Ceza Muhakemesinde Duruşma

Duruşmaya Hakim Olan İlkeler


CMK Madde 109 Gerekçesi

Yalnız başına tutuklama, hâkimi, şüpheli veya sanık hakkında ya bütünüyle hürriyetten yoksunluğa ya da tam serbest bırakmaya mecbur kılan bir tedbirdir; adı geçenler ya bir yere kapatılacaklar veya tam serbest kalacaklardır. Tasarı bu maddesi ile bu iki durum arasında adlî kontrol kurumunu getirmiş bulunmaktadır. Söz konusu kurum tesis edilirken Alman, İtalyan ve özellikle Fransız hukuku göz önünde bulundurulmuştur. Kurum ilgiliyi özgürlüğünden yoksun kılmamakla birlikte gözlemeyi ve denetlemeyi olanaklı kılan tedbirlere tâbi kılmaktadır; böylece kişinin kaçması riski azaltılırken hürriyetten tümü ile yoksun kılmanın zararları da ortadan kaldırılmış olmaktadır. Bu yeni kurumun hem özgürlükçü ve hem de kamu düzenini koruyucu nitelikte bulunduğu söylenebilir. Bu kurumdan sonra tutukluluk uygulaması istisnaî hâle gelmektedir. Kurum şüpheliyi hürriyetten yoksun hâle getirmemekle birlikte, aynı sonuçların elde edilebileceği hâllerde adlî kontrole hükmetmek gerekecektir.

Adlî kontrolün soruşturma evresinde uygulanmasında üç temel koşul vardır:

  1. Şüphelinin işlediği iddia olunan fiilin 100 uncu maddeye göre tutuklamayı gerektirebilecek bir suçu oluşturması,

  2. Cumhuriyet savcısının istemde bulunması,

  3. Sulh ceza hâkiminin kararı.

  4. üst sınırı üç yıl veya daha az hapis cezasını gerektiren bir suç

Adlî kontrole tâbi tutulan şüphelinin veya kovuşturma evresinde sanığın maddede on altı bentte ayrı ayrı gösterilmiş yükümlülüklerden hangilerine yani bunlardan birine veya birden çoğuna tâbi tutulacağı hâkim veya mahkemenin kararında belirtilecektir.

Yukarıda (1) numarada belirtilen koşulun anlamı adlî kontrol kararı verebilmek için 100 uncu maddedeki tutuklama koşullarının varolması demektir. 100 uncu maddenin son fıkrası hükmü, adlî kontrol bakımından da geçerli olup bu kurumun uygulanabilmesi için şüpheli veya sanığın suçluluğu ve tutuklama nedenlerinin varlığı hakkında kuvvetli belirtilerin saptanmış olması gerekecektir. Dikkat edilmelidir ki, 109 nci maddeyi uygularken hâkim 100 uncu maddeyi daima göz önünde bulundurmalıdır.

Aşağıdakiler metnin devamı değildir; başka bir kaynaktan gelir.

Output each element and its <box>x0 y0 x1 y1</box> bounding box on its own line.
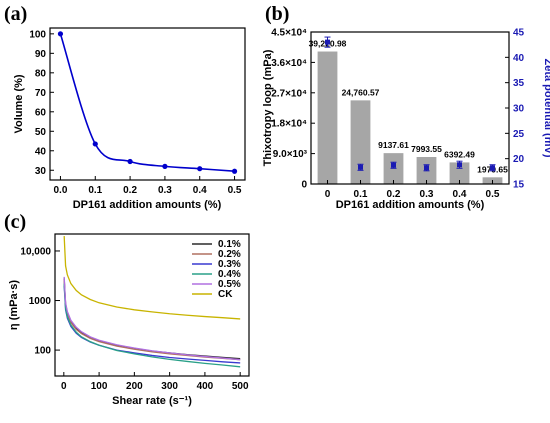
legend-label: 0.5% <box>218 279 241 290</box>
legend-label: CK <box>218 289 233 300</box>
x-tick-label: 0.3 <box>158 185 172 196</box>
bar <box>449 162 470 184</box>
x-tick-label: 0 <box>61 381 67 392</box>
x-tick-label: 0.5 <box>486 189 500 200</box>
x-tick-label: 0.0 <box>53 185 67 196</box>
data-point <box>92 141 98 147</box>
viscosity-line-0p4pct <box>63 283 241 368</box>
viscosity-line-CK <box>63 236 241 320</box>
y-tick-label: 100 <box>29 29 46 40</box>
zeta-point <box>325 39 330 45</box>
plot-c-ticks: 0 100 200 300 400 500 100 1000 10,000 <box>20 246 249 392</box>
plot-a-ylabel: Volume (%) <box>13 74 25 133</box>
panel-b: (b) 39,220.9824,760.579137.617993.556392… <box>262 3 550 211</box>
bar-value-label: 9137.61 <box>378 140 409 150</box>
y2-tick-label: 35 <box>513 78 525 89</box>
zeta-point <box>490 165 495 171</box>
y2-tick-label: 30 <box>513 104 525 115</box>
viscosity-line-0p1pct <box>63 278 241 360</box>
y-tick-label: 100 <box>34 346 51 357</box>
x-tick-label: 0.5 <box>228 185 242 196</box>
viscosity-series-lines <box>63 236 241 368</box>
x-tick-label: 0.4 <box>453 189 467 200</box>
thixotropy-bar-labels: 39,220.9824,760.579137.617993.556392.491… <box>309 39 509 175</box>
plot-c-ylabel: η (mPa·s) <box>8 280 20 330</box>
bar-value-label: 7993.55 <box>411 144 442 154</box>
y-tick-label: 50 <box>35 127 47 138</box>
plot-a-ticks: 0.0 0.1 0.2 0.3 0.4 0.5 30 40 50 60 70 80 90 100 <box>29 29 242 196</box>
plot-c-frame <box>54 233 250 377</box>
y-tick-label: 4.5×10⁴ <box>271 28 307 39</box>
viscosity-line-0p5pct <box>63 276 241 361</box>
y2-tick-label: 25 <box>513 129 525 140</box>
y-tick-label: 2.7×10⁴ <box>271 88 307 99</box>
x-tick-label: 0.2 <box>387 189 401 200</box>
y-tick-label: 70 <box>35 88 47 99</box>
y-tick-label: 30 <box>35 166 47 177</box>
x-tick-label: 0.2 <box>123 185 137 196</box>
legend-label: 0.4% <box>218 269 241 280</box>
thixotropy-bars <box>317 51 503 184</box>
y-tick-label: 1000 <box>29 296 52 307</box>
x-tick-label: 0.3 <box>420 189 434 200</box>
data-point <box>127 158 133 165</box>
x-tick-label: 0.1 <box>88 185 102 196</box>
bar-value-label: 6392.49 <box>444 149 475 159</box>
zeta-point <box>424 165 429 171</box>
panel-c-label: (c) <box>4 211 26 233</box>
x-tick-label: 0.1 <box>354 189 368 200</box>
zeta-point <box>358 164 363 170</box>
x-tick-label: 100 <box>91 381 108 392</box>
legend-label: 0.2% <box>218 249 241 260</box>
y-tick-label: 90 <box>35 49 47 60</box>
panel-a: (a) 0.0 0.1 0.2 0.3 0.4 0.530405060708090100 … <box>4 3 246 211</box>
bar <box>317 51 338 184</box>
data-point <box>57 31 64 37</box>
plot-b-ticks: 0 0.1 0.2 0.3 0.4 0.5 0 9.0×10³ 1.8×10⁴ 2.7×10⁴ 3.… <box>271 28 524 201</box>
plot-c-xlabel: Shear rate (s⁻¹) <box>112 395 192 407</box>
plot-a-xlabel: DP161 addition amounts (%) <box>73 199 222 211</box>
x-tick-label: 200 <box>126 381 143 392</box>
y-tick-label: 3.6×10⁴ <box>271 58 307 69</box>
y-tick-label: 10,000 <box>20 246 51 257</box>
viscosity-line-0p2pct <box>63 279 241 361</box>
plot-a-frame <box>49 27 246 181</box>
x-tick-label: 0 <box>325 189 331 200</box>
y-tick-label: 9.0×10³ <box>273 149 308 160</box>
y2-tick-label: 40 <box>513 53 525 64</box>
y-tick-label: 40 <box>35 146 47 157</box>
volume-series-points <box>57 31 238 174</box>
plot-b-frame <box>310 31 510 185</box>
plot-b-xlabel: DP161 addition amounts (%) <box>336 199 485 211</box>
y2-tick-label: 45 <box>513 28 525 39</box>
bar-value-label: 24,760.57 <box>342 87 380 97</box>
y2-tick-label: 15 <box>513 180 525 191</box>
zeta-point <box>391 162 396 168</box>
plot-c-legend: 0.1%0.2%0.3%0.4%0.5%CK <box>192 239 241 300</box>
x-tick-label: 0.4 <box>193 185 207 196</box>
bar <box>350 100 371 184</box>
legend-label: 0.3% <box>218 259 241 270</box>
panel-a-label: (a) <box>4 3 27 25</box>
plot-b-y2label: Zeta potential (mV) <box>542 58 550 157</box>
zeta-point <box>457 162 462 168</box>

5353 sk.la getirilen değişiklikle, yurt dışına çıkma yasağı bakımından, birinci fıkrada öngörülen üç yıllık süre sınırlaması kaldırılmıştır. Bu değişiklikle, bütün suçlar bakımından yurt dışına çıkma yasağı tedbirine hükmedilebilecektir. Böylece, tutuklamadan beklenen amacın yurt dışına çıkma yasağı koymak suretiyle de sağlanabileceği her durumda, kişinin tutuklanması gibi daha ağır bir tedbir yerine, daha hafif olan yurt dışına çıkma yasağı tedbirine karar verilebilecektir. Ölçülülük ilkesi de bu şekilde sağlanmış olacaktır.


CMK 109 (Adlî Kontrol) Emsal Yargıtay Kararları


YARGITAY 16. CEZA DAİRESİ Esas : 2017/3949 Karar : 2018/161 Tarih : 6.02.2018

  • CMK 109. Madde

  • Adlî Kontrol

Suç: Silahlı terör örgütüne üye olma

Sanık …; 11.11.2016

Hüküm: 1-Sanık … hakkında; TCK’nın 314/2, 3713 sayılı Kanunun 5/1, TCK’nın 62, 53, 58/9, 63. maddeleri uyarınca kurulan mahkumiyet hükmüne yönelik istinaf başvurusunun esastan reddi,

2-Sanık … hakkında; TCK’nın 314/2, 3713 sayılı Kanunun 5/1, TCK’nın 62, 53, 58/9, 63. maddeleri uyarınca kurulan mahkumiyet hükmüne yönelik istinaf başvurusunun esastan reddi

Bölge Adliye Mahkemesince verilen hüküm temyiz edilmekle;

Temyiz edenlerin sıfatı, başvurunun süresi, kararın niteliği ve temyiz sebebine göre dosya incelendi, gereği düşünüldü;

1-Sanık … hakkında silahlı terör örgütüne üye olma suçundan kurulan mahkumiyet hükmünün incelenmesinde;

Bölge Adliye Mahkemesince verilen hüküm temyiz edilmekle;

Temyiz edenin sıfatı, başvurunun süresi, kararın niteliği ve temyiz sebebine göre dosya incelendi, gereği düşünüldü;

Temyiz talebinin reddi nedenleri bulunmadığından işin esasına geçildi;

Duruşma sürecini yansıtan tutanaklar, belgeler ve gerekçe içeriğine göre yapılan incelemede;

Dairemizin 19.09.2017 tarih ve 2017/1798 Esas 2017/5219 Karar sayılı

kararında da belirtildiği üzere; sanığın bylock kullanıcısı olduğuna dair delilin, suçun sübutu açısından belirleyici olması karşısında, örgüt talimatı ile bu ağa dahil olunduğunun ve gizliliği sağlamak için haberleşme amacıyla kullanıldığının her türlü şüpheden uzak, kesin kanaata ulaştıracak teknik verilerle tespit edilmesi halinde sanığın örgütle bağlantısını gösteren bir delil olarak kabul edilmesi mümkündür.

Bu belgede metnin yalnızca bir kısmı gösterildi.